In our study NGAL showed significant correlation with eGFR (r=−0.87), proteinuria (r=0.13, P<0.001), and creatinine (r=0.71, P<0.001). Similar results were observed in another study of subjects with CKD (due to chronic glomerulonephritis) which showed that mean uNGAL concentrations were higher in CKD patients. Furthermore, uNGAL concentrations were significantly correlated with eGFR (r=−0.528, P=0.04) and proteinuria (r=0.294, P=0.01).^16,20,21

In our study no association was found with sex but few studies reported that male sex showed significantly faster progression to end-stage renal disease,²² although this association was debated by other authors because it seemed to be strongly confounded by other factors.²³ Our study showed significant association with calcium-phosphate product (r=0.31, P<0.01) and uric acid (r=0.41, P<0.001). Similar results were observed by other authors that high calcium-phosphate product was associated with an increased independent risk of disease progression in CKD subjects.²⁴ Another study was done on 80 non-diabetic patients with CKD stages II to IV, 80 kidney transplant recipients, and 32 healthy control subjects.
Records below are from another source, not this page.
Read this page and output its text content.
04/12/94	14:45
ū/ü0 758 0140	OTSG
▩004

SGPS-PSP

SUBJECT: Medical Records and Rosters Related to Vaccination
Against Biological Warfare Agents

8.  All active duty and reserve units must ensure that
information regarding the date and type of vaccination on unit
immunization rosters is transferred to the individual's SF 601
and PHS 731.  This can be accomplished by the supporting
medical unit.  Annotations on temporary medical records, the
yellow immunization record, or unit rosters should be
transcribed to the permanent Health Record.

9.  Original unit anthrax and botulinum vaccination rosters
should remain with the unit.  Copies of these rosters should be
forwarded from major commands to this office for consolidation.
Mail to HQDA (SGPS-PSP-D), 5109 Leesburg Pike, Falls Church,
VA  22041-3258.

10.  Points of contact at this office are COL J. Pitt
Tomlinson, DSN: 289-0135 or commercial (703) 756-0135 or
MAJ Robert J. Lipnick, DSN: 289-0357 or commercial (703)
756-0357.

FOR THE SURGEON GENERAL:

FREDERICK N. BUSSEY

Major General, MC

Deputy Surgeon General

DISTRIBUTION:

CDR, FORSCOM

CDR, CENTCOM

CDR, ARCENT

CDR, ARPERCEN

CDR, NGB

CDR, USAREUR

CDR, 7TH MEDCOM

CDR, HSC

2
Study results showed that serum NGAL values were significantly higher in kidney allograft recipients and in CKD patients compared with healthy controls. NGAL rose gradually, reaching the highest value in advanced CKD.²⁵

We determined best cut-off values to predict early stage CKD in our study. For uNGAL this value was found to be 3.51 log ng/mL, with a sensitivity of 93.08% and specificity of 71.43% in predicting the progression of CKD. In a study by Bolignano et al the best cut-off level for sNGAL was found to be 435 ng/mL (sensitivity 83.9%, specificity 53.8%).¹⁷

In our study, the best overall agreement with uNGAL was found for eGFR. Moreover, our data suggest that NGAL assay is also able to detect patients with only subclinical²⁶ or modest renal damage, which may not be revealed by significant variations in renal function test, such as serum creatinine.

Limitations of our study

Small sample size, diagnosis of myocardial infarction/angina was based on the clinical evaluation by treating physician and the cause of death was not determined by postmortem examination. It is possible that some of the sudden cardiac deaths were due to hyperkalemia rather than an acute coronary syndrome.

Conclusion

Our results indicate that uNGAL has a better prognostic value to indicate kidney impairment in CKD subjects.

Disclosure

The authors have no conflicts of interest to disclose.